Politische Teilhabe von Frauen revolutionieren

Zum dritten Mal lud Landtagspräsidentin Ilse Aigner zum parteiübergreifenden Netzwerk- und Coaching-Tag (siehe dazu GZ 7). Unter dem Motto „Frauen in Parlamente!“ ging es in Workshops und Vorträgen, die von hochqualifizierten und erfahrenen Frauen geleitet wurden, um Themen, die Frauen bewegen.
In einem Impulsvortrag sprach Franziska Rauchut, wissenschaftliche Leiterin der Bundesstiftung Gleichstellung, über die anhaltende Unterrepräsentanz von Frauen in der Politik. „Seit 1919 gab es in keinem deutschen Parlament eine paritätische Vertretung – das stellt unsere demokratischen Werte in Frage“, so Rauchut. Trotz Fortschritten bleibe die politische Teilhabe von Frauen ungleich: Im Bundestag sank der Frauenanteil 2025 auf 32,4 Prozent (2021: 34,8 Prozent), im Bayerischen Landtag liegt er bei lediglich 25 Prozent, und in den Chefsesseln der bayerischen Rathäuser sitzen gerade einmal zehn Prozent Frauen. Interessant auch: Frauen ziehen seltener über Direktmandate (20 Prozent) als über Listen (29 Prozent) in Parlamente ein.

Die Ursachen

Ursachen für die Misere sind nach Angaben der Wissenschaftlerin strukturelle Hürden wie fehlende Ressourcen und unfaire Nominierungen, kulturelle Barrieren wie Sexismus, soziale Faktoren wie Sorgearbeit sowie die massive Gewalt gegen Politikerinnen. 70 Prozent der Bundestagsabgeordneten gaben an, frauenfeindlichen Hass bereits erlebt zu haben.
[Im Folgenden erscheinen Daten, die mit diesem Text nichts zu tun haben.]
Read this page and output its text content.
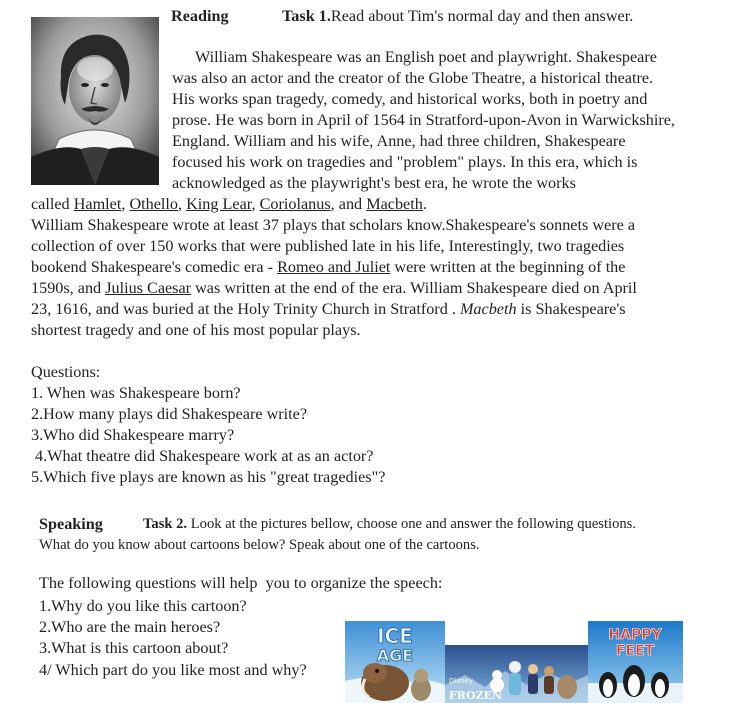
Reading	Task 1.Read about Tim's normal day and then answer.
William Shakespeare was an English poet and playwright. Shakespeare
was also an actor and the creator of the Globe Theatre, a historical theatre.
His works span tragedy, comedy, and historical works, both in poetry and
prose. He was born in April of 1564 in Stratford-upon-Avon in Warwickshire,
England. William and his wife, Anne, had three children, Shakespeare
focused his work on tragedies and "problem" plays. In this era, which is
acknowledged as the playwright's best era, he wrote the works
called Hamlet, Othello, King Lear, Coriolanus, and Macbeth.
William Shakespeare wrote at least 37 plays that scholars know.Shakespeare's sonnets were a
collection of over 150 works that were published late in his life, Interestingly, two tragedies
bookend Shakespeare's comedic era - Romeo and Juliet were written at the beginning of the
1590s, and Julius Caesar was written at the end of the era. William Shakespeare died on April
23, 1616, and was buried at the Holy Trinity Church in Stratford . Macbeth is Shakespeare's
shortest tragedy and one of his most popular plays.
Questions:
1. When was Shakespeare born?
2.How many plays did Shakespeare write?
3.Who did Shakespeare marry?
4.What theatre did Shakespeare work at as an actor?
5.Which five plays are known as his "great tragedies"?
Speaking	Task 2. Look at the pictures bellow, choose one and answer the following questions.
What do you know about cartoons below? Speak about one of the cartoons.
The following questions will help  you to organize the speech:
1.Why do you like this cartoon?
2.Who are the main heroes?
3.What is this cartoon about?
4/ Which part do you like most and why?
ICE
AGE
Disney
FROZEN
HAPPY
FEET
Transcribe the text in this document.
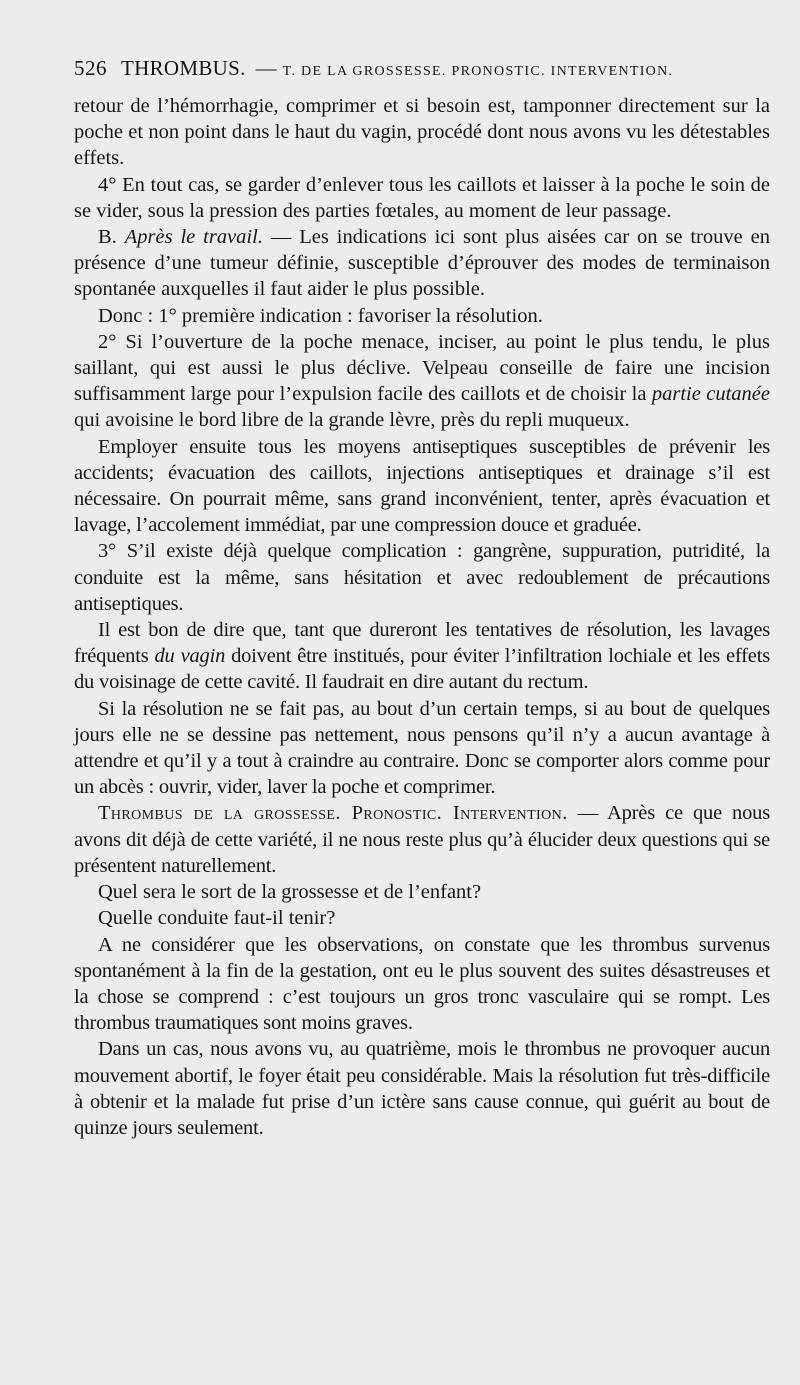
526 THROMBUS. — T. DE LA GROSSESSE. PRONOSTIC. INTERVENTION.

retour de l’hémorrhagie, comprimer et si besoin est, tamponner directement sur la poche et non point dans le haut du vagin, procédé dont nous avons vu les détestables effets.

4° En tout cas, se garder d’enlever tous les caillots et laisser à la poche le soin de se vider, sous la pression des parties fœtales, au moment de leur passage.

B. Après le travail. — Les indications ici sont plus aisées car on se trouve en présence d’une tumeur définie, susceptible d’éprouver des modes de terminaison spontanée auxquelles il faut aider le plus possible.

Donc : 1° première indication : favoriser la résolution.

2° Si l’ouverture de la poche menace, inciser, au point le plus tendu, le plus saillant, qui est aussi le plus déclive. Velpeau conseille de faire une incision suffisamment large pour l’expulsion facile des caillots et de choisir la partie cutanée qui avoisine le bord libre de la grande lèvre, près du repli muqueux.

Employer ensuite tous les moyens antiseptiques susceptibles de prévenir les accidents; évacuation des caillots, injections antiseptiques et drainage s’il est nécessaire. On pourrait même, sans grand inconvénient, tenter, après évacuation et lavage, l’accolement immédiat, par une compression douce et graduée.

3° S’il existe déjà quelque complication : gangrène, suppuration, putridité, la conduite est la même, sans hésitation et avec redoublement de précautions antiseptiques.

Il est bon de dire que, tant que dureront les tentatives de résolution, les lavages fréquents du vagin doivent être institués, pour éviter l’infiltration lochiale et les effets du voisinage de cette cavité. Il faudrait en dire autant du rectum.

Si la résolution ne se fait pas, au bout d’un certain temps, si au bout de quelques jours elle ne se dessine pas nettement, nous pensons qu’il n’y a aucun avantage à attendre et qu’il y a tout à craindre au contraire. Donc se comporter alors comme pour un abcès : ouvrir, vider, laver la poche et comprimer.

Thrombus de la grossesse. Pronostic. Intervention. — Après ce que nous avons dit déjà de cette variété, il ne nous reste plus qu’à élucider deux questions qui se présentent naturellement.

Quel sera le sort de la grossesse et de l’enfant?

Quelle conduite faut-il tenir?

A ne considérer que les observations, on constate que les thrombus survenus spontanément à la fin de la gestation, ont eu le plus souvent des suites désastreuses et la chose se comprend : c’est toujours un gros tronc vasculaire qui se rompt. Les thrombus traumatiques sont moins graves.

Dans un cas, nous avons vu, au quatrième, mois le thrombus ne provoquer aucun mouvement abortif, le foyer était peu considérable. Mais la résolution fut très-difficile à obtenir et la malade fut prise d’un ictère sans cause connue, qui guérit au bout de quinze jours seulement.
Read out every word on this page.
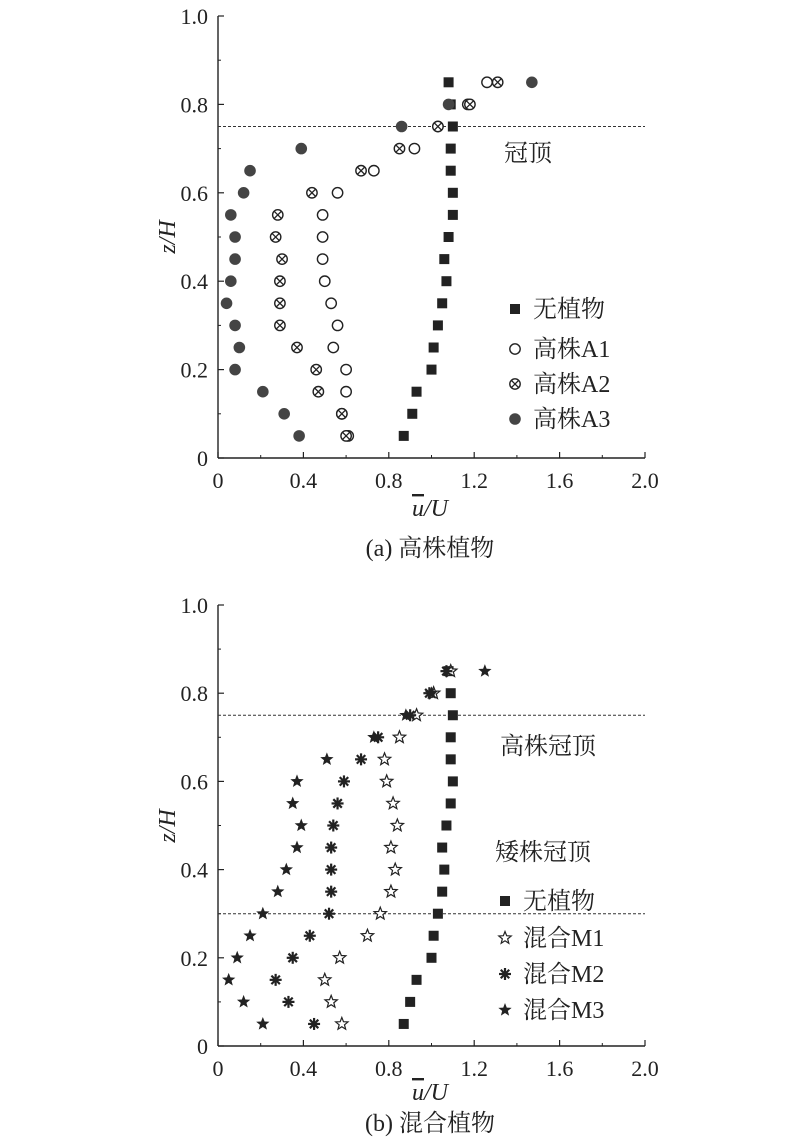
0	0.4	0.8	1.2	1.6	2.0
0
0.2
0.4
0.6
0.8
1.0
冠顶
u/U
z/H
(a) 高株植物
无植物
高株A1
高株A2
高株A3
0	0.4	0.8	1.2	1.6	2.0
0
0.2
0.4
0.6
0.8
1.0
高株冠顶
矮株冠顶
u/U
z/H
(b) 混合植物
无植物
混合M1
混合M2
混合M3
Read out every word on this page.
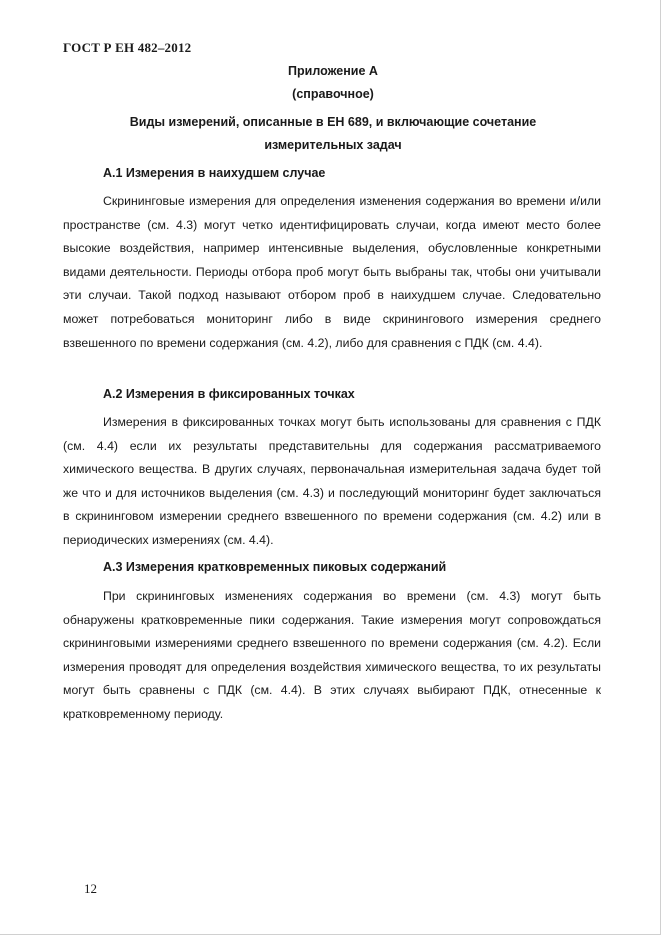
ГОСТ Р ЕН 482–2012
Приложение А
(справочное)
Виды измерений, описанные в ЕН 689, и включающие сочетание
измерительных задач
А.1 Измерения в наихудшем случае

Скрининговые измерения для определения изменения содержания во времени и/или пространстве (см. 4.3) могут четко идентифицировать случаи, когда имеют место более высокие воздействия, например интенсивные выделения, обусловленные конкретными видами деятельности. Периоды отбора проб могут быть выбраны так, чтобы они учитывали эти случаи. Такой подход называют отбором проб в наихудшем случае. Следовательно может потребоваться мониторинг либо в виде скринингового измерения среднего взвешенного по времени содержания (см. 4.2), либо для сравнения с ПДК (см. 4.4).

А.2 Измерения в фиксированных точках

Измерения в фиксированных точках могут быть использованы для сравнения с ПДК (см. 4.4) если их результаты представительны для содержания рассматриваемого химического вещества. В других случаях, первоначальная измерительная задача будет той же что и для источников выделения (см. 4.3) и последующий мониторинг будет заключаться в скрининговом измерении среднего взвешенного по времени содержания (см. 4.2) или в периодических измерениях (см. 4.4).

А.3 Измерения кратковременных пиковых содержаний

При скрининговых изменениях содержания во времени (см. 4.3) могут быть обнаружены кратковременные пики содержания. Такие измерения могут сопровождаться скрининговыми измерениями среднего взвешенного по времени содержания (см. 4.2). Если измерения проводят для определения воздействия химического вещества, то их результаты могут быть сравнены с ПДК (см. 4.4). В этих случаях выбирают ПДК, отнесенные к кратковременному периоду.

12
Staatlicher Auftrag und Grundrecht

Als Kernforderungen führte Rauchut an:

  1. Strukturelle Veränderungen: Gender Pay Gap schließen (Frauen in Deutschland verdienen im Schnitt 16 Prozent weniger als Männer), transparente Nominierungen und familienfreundliche Sitzungszeiten einführen.
  2. Kultureller Wandel: Sexismus bekämpfen, Frauen in allen Politikfeldern fördern.
  3. Rechtliche Regelungen: Paritätsgesetze und Schutz vor Hass und Hetze stärken.
  4. Bildung und Sensibilisierung: Rollenbilder hinterfragen, junge Frauen fördern, Daten zu Bürgermeisterinnen standardisiert erfassen.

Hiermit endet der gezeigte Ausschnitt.